Properly accoutered for his role to administer a sacrament, he lit the incense and prepared the altar.  All the while, Aksinya and Dobrushin waited in the Narthex.
Every item Father Makar put on has a specific meaning.  I won't repeat those meanings for you like I did with the original document.  If you are interested, go back and review that scene from the blog and the book.  The point is the detail that is necessary to describe Father Makar's clothing.  The reason for this is to set the scene for an Orthodox wedding.  I like to incorporate original ceremonies in my writing.  In some cases, I abbreviate them for the sake of the story.  In many cases, I don't.
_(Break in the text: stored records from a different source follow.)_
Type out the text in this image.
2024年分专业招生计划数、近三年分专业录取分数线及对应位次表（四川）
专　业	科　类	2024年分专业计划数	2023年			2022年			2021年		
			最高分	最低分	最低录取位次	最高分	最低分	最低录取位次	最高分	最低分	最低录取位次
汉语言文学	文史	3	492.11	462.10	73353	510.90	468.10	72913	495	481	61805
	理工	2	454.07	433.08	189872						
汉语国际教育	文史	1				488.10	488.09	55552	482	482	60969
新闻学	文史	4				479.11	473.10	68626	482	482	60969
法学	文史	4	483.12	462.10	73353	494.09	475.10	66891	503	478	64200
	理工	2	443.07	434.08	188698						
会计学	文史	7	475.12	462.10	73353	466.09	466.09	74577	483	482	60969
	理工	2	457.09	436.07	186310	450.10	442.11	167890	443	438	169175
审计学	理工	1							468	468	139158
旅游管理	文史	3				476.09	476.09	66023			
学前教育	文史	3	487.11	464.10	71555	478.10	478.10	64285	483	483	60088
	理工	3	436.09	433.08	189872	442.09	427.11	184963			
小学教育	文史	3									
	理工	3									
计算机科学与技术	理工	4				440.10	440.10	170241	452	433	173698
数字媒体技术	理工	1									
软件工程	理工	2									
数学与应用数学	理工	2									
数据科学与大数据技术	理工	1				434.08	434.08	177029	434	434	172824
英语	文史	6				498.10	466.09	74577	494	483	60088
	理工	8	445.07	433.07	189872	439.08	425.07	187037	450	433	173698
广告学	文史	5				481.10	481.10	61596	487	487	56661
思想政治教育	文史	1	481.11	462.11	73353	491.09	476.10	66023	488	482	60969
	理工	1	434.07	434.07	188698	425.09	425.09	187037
I have incorporated an ancient Chinese tea ceremony, an Orthodox communion, an Orthodox Baptism, etc.  The reasons for this are many, but I'll give you a few.  First, I am trying to record for prosperity some of these ceremonies.  Second, I want my readers to get the feel of the events from a historical perspective.  The third, but not last reason, is that I am trying to capture the historicity of in the novel.

The following is a question asked by one of my readers. I'm going to address this over time: I am awaiting for you to write a detailed installment on identifying, and targeting your audience, or, multi-layered story, for various CS Lewis did. JustTake care, and keep up the writing; I am enjoying it, and learning a lot.